Repeat on the other side.
4. Fan Posture
As you get older, your muscles shorten and tighten. The two muscle groups that are most affected are the hamstrings and inner thighs. Fan posture targets them both. Also, because this pose is an inversion, when the head is lower than the heart, receptors are triggered that lower blood pressure, heart rate, and mental activity. This is a safe and cooling variation to other inversions like handstand or headstand.
Stand with your legs a distance of one leg’s-length apart with toes facing forward.
Line up your heels behind the wide parts of your feet.
Fold forward at the hip crease, keeping your spine long, and hold on behind your ankles, keeping your head and neck long.
Balance your weight through all four corners of your feet.

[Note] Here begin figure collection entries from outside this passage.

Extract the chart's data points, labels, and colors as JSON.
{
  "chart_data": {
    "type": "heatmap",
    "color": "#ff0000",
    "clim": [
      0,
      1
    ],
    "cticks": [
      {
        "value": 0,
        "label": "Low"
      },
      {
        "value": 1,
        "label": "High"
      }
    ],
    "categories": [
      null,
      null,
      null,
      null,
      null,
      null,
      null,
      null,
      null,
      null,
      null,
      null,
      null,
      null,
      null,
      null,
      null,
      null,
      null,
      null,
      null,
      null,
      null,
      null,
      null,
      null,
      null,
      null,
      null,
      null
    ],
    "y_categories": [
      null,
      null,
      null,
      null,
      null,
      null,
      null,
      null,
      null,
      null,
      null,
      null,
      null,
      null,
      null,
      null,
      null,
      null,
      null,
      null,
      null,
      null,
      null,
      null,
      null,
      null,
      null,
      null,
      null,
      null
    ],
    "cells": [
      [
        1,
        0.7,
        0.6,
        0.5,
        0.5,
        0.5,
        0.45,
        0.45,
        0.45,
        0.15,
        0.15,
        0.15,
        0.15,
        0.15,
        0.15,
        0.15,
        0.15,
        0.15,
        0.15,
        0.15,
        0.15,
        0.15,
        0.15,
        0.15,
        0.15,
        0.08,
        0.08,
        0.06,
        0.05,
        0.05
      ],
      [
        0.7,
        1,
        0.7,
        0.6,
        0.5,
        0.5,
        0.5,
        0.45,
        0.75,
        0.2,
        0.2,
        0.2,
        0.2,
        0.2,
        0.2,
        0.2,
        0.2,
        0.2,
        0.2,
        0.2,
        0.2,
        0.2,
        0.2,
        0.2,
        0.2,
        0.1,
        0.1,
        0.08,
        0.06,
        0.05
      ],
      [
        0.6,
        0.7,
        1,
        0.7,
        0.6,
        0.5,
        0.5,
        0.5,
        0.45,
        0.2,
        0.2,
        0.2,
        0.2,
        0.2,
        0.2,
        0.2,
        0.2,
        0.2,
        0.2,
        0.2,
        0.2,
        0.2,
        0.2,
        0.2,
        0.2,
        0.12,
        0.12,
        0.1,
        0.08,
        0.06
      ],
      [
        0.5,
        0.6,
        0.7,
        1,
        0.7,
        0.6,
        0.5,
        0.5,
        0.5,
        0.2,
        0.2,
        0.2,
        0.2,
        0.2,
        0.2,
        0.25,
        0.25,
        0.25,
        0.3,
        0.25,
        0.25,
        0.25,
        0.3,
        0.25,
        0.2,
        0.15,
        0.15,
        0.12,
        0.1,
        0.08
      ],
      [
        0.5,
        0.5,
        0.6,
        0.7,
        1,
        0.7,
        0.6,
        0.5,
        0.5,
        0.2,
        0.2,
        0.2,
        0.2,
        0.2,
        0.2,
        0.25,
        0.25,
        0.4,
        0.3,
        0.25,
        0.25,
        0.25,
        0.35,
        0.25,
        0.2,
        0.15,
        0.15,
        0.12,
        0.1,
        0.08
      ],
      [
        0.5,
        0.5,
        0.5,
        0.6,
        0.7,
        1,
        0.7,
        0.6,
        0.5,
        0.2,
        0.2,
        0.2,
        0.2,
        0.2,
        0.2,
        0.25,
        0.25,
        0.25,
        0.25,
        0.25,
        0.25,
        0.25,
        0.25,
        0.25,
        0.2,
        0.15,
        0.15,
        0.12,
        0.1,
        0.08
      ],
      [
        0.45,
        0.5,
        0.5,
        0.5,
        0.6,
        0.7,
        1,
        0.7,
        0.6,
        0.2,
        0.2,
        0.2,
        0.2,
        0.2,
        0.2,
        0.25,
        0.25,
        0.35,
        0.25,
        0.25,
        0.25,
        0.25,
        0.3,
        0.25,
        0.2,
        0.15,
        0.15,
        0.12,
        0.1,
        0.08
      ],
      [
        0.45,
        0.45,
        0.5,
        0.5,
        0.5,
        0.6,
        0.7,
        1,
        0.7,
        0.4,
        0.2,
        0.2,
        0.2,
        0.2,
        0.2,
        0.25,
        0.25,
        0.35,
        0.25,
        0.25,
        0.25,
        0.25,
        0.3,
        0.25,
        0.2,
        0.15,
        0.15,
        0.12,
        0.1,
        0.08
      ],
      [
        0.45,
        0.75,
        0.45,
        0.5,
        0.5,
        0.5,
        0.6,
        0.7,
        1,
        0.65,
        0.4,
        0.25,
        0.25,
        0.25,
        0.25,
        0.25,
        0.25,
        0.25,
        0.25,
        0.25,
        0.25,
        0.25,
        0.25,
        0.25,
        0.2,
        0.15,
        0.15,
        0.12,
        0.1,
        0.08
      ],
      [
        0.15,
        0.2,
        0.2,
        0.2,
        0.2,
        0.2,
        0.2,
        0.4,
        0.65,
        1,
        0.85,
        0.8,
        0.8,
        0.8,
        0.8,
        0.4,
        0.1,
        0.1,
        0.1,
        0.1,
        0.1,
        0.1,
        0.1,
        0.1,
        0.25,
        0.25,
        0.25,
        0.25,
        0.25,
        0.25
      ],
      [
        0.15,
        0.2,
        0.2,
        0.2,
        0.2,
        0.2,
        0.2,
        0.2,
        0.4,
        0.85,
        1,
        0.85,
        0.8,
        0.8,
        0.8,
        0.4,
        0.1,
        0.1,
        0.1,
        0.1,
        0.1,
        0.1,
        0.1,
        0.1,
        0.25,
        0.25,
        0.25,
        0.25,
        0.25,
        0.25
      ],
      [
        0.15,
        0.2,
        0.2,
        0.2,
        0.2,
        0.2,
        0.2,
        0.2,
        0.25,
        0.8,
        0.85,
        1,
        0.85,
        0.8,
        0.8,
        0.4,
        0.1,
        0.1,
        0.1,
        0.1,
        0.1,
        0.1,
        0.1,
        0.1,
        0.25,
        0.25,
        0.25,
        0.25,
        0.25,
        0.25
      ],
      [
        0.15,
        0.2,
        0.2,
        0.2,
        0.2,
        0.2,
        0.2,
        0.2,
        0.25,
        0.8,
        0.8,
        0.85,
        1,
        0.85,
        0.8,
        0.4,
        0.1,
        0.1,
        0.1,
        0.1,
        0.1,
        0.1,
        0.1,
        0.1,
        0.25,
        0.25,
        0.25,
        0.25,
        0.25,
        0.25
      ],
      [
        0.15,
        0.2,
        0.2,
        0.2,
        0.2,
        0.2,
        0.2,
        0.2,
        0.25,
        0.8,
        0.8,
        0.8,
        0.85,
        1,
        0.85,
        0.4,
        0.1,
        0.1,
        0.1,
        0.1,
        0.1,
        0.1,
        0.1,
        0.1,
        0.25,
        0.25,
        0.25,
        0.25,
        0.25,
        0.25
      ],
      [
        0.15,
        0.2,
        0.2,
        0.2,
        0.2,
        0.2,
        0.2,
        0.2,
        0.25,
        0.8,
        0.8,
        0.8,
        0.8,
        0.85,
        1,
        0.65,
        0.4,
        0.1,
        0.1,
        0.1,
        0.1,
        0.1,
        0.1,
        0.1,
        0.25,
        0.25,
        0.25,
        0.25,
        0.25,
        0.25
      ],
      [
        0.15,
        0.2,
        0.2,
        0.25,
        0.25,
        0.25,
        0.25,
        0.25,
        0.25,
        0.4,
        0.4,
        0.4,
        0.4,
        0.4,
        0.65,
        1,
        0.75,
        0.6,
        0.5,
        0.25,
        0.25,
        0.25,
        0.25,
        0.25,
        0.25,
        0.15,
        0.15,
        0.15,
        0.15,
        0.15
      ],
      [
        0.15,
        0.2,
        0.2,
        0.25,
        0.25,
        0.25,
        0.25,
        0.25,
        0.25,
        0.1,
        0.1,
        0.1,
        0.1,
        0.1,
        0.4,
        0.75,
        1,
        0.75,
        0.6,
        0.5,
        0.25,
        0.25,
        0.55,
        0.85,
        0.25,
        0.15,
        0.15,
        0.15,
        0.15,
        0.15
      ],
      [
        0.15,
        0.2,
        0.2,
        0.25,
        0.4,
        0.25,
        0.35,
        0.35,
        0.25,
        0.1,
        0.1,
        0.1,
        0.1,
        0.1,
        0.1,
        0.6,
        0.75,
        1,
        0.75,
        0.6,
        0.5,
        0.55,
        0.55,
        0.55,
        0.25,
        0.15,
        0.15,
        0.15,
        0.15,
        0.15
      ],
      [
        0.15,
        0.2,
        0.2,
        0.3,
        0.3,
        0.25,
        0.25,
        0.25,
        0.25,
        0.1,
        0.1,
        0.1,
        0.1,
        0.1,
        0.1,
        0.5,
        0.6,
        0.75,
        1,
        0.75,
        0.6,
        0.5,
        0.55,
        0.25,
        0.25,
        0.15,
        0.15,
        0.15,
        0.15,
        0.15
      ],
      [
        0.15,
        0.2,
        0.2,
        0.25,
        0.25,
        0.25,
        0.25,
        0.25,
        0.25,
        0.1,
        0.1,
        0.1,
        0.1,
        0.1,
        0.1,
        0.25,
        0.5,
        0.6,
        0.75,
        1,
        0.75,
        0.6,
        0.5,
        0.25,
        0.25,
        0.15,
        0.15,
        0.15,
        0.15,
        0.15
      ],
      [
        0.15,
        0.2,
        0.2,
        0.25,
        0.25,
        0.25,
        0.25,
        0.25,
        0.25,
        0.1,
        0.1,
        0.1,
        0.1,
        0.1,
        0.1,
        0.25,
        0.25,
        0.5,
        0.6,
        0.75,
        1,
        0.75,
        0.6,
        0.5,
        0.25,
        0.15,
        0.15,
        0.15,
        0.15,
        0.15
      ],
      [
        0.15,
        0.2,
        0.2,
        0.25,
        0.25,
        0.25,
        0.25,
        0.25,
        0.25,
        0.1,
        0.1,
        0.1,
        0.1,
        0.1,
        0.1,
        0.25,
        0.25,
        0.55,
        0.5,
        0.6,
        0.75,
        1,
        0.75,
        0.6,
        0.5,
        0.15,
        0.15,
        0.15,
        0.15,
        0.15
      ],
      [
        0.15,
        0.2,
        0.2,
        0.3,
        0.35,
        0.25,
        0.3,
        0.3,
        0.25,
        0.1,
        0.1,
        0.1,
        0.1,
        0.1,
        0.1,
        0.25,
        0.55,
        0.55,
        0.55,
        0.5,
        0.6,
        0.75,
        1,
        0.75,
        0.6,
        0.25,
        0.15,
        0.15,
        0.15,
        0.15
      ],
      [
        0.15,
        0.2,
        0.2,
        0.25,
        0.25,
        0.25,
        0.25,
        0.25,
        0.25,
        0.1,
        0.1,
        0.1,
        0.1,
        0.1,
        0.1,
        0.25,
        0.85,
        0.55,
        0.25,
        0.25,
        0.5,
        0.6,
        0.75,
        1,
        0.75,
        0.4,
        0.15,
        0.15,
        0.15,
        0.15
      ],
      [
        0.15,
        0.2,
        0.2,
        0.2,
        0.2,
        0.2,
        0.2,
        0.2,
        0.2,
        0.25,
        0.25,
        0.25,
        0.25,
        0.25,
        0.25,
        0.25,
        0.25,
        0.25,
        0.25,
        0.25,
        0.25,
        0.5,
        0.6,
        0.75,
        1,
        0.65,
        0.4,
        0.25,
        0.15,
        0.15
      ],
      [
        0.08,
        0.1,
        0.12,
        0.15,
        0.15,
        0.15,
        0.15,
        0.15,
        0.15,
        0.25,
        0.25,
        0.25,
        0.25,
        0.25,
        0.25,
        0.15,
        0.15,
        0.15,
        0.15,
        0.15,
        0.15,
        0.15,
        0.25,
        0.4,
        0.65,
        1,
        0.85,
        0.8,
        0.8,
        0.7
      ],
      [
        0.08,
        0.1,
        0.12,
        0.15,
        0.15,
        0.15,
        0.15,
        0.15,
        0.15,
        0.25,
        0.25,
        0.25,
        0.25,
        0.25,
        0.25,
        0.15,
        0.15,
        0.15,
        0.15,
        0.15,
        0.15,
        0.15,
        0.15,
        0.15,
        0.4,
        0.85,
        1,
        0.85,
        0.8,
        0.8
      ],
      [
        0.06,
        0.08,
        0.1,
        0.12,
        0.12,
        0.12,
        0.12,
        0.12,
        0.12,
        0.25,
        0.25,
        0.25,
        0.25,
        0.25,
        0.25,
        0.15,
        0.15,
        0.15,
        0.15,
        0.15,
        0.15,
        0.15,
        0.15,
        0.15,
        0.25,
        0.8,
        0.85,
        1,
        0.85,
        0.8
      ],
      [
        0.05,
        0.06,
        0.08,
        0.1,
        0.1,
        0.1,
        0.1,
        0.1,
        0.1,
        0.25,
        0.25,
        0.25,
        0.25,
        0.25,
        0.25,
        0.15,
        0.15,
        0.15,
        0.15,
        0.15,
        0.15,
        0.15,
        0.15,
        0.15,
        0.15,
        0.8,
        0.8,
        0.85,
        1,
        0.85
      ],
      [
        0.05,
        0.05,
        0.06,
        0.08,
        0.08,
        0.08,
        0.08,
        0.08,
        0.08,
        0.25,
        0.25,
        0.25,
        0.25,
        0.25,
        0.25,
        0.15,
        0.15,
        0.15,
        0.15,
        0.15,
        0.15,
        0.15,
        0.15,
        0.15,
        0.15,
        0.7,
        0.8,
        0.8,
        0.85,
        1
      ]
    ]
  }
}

Open through the chest and relax your shoulder blades onto the back.
5. Sphinx Pose
Chest-opening postures stimulate the sympathetic nervous system and counteract sluggishness and depression. Stimulating poses like sphinx are both energizing and rejuvenating. Sphinx pose is an easy alternative to more challenging back bends.
Lying on your belly, extend your legs directly behind you with your front thighs on the floor and all 10 toes pressing into the floor.
Place your elbows slightly forward of your shoulders, shoulder-width apart or slightly wider, forearms parallel, and fingers spread wide.
Open through the front of your chest, lengthening and extending your spine.
Activate your inner thighs and lift them toward the ceiling while relaxing your buttocks.
Keep your neck in line with your spine and your gaze out in front on the floor.